10-07-2012, 06:04 PM
Join Date: Feb 2008
My Ride: M3 & ZHP
No one said that it needs to be 20°C outside for the pressure to be 1 atm. It's just a common temperature and easy to use for calculations. You made an assumption about the number of moles while WDE46 and I instead chose to make an assumption about temperature. Also, 1 mole is only 22.4L at STP. So your math essentially incorporated that assumption. That's why your numbers are similar to ours. They'd probably be even closer (or exact, I didn't check) if we used 25°C
Originally Posted by SeanC
Apparently my posts are not long enough for some people to understand. lol.
Let me put this into context for those who are still using 2 sets of P and T or having difficulty understanding what the law says. No need to start making assumptions once you have the temperature reading. For example, no need to assume 1 atm at 20 degrees, as the atmospheric pressure depends mostly on the altitude, not temperature.

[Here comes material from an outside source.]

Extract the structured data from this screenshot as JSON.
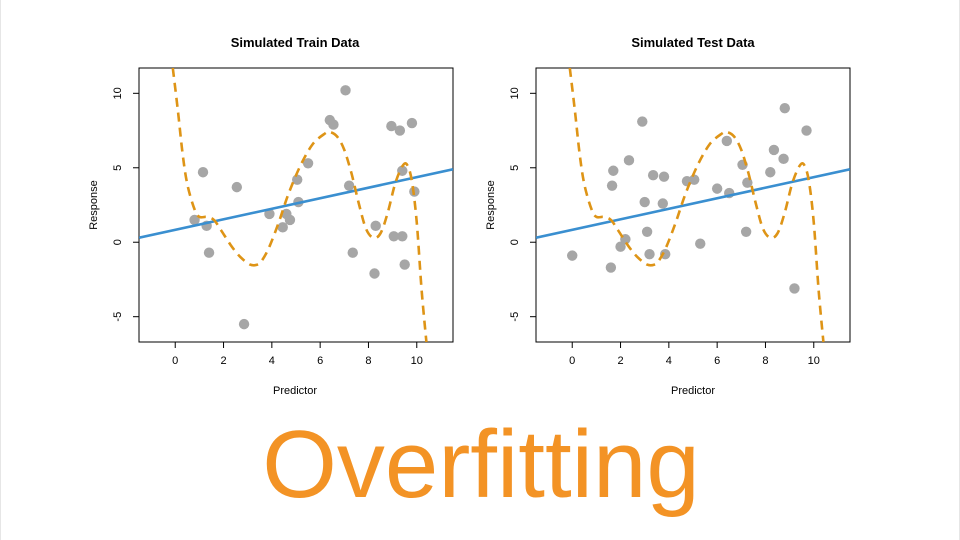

You may have a situation where you fill up the system at -40 degrees near the sea level, in which case, atmospheric pressure will still be 1 atm.
P is unknown.
V is arbitrary, assume a realistic starting volume, let's say 0.5 L. It will cancel out regardless.
n is the amount of substance in moles.
R is the gas constant = 8.314 J/(K*mol), meaning it takes 8.314 Joules of energy to raise 1 mole of gas's temperature by 1 degrees Kelvin.
T is the temperature reading from the coolant temperature sensor (thanks for the correction on the location). Assume 96 degrees Celcius = 369.15 Kelvin (the latter is the unit used in the equation).
We also know that 1 mole of air occupies 22.4 L of air. 0.5 L air will have 0.02223 moles of air in it (n=0.5/22.4).
P = (0.5/22.4) * 8.314 * 369.15 / 0.5 = 137.014 Joules/L
Using 1 L = 1 dm^3 = 0.001 m^3, we have:
P = 137.014 J / 0.001 m^3 = 137,014 Pa = 137.014 kPa = 1.37014 bar...
This is the pressure of the air in the expansion tank without taking into account the expansion of the coolant.
Assuming the coolant will expand so as to fill half of the empty space in the ET, it follows, from P1/V1 = P2/V2 (special form of the ideal gas law that is valid after the maximum operating temperature is reached, after this point on, I assume T will be constant at 96 degrees Celcius), that this pressure will double to 2.74 bars...
If one does not allow the necessary space for the coolant to expand, it again follows, from P1/V1 = P2/V2 that arbitrarily large pressure can be reached. Of course, the pressure will be relieved whenever it reaches 3 bars as long as there is air left in the system, but if there is not air left, the the cap or ET will give up at some point due to high pressures of the liquid pushing against the cap.
I hope the math, and my conclusions, are clear now.
Last edited by TerraPhantm; 10-07-2012 at 06:08 PM.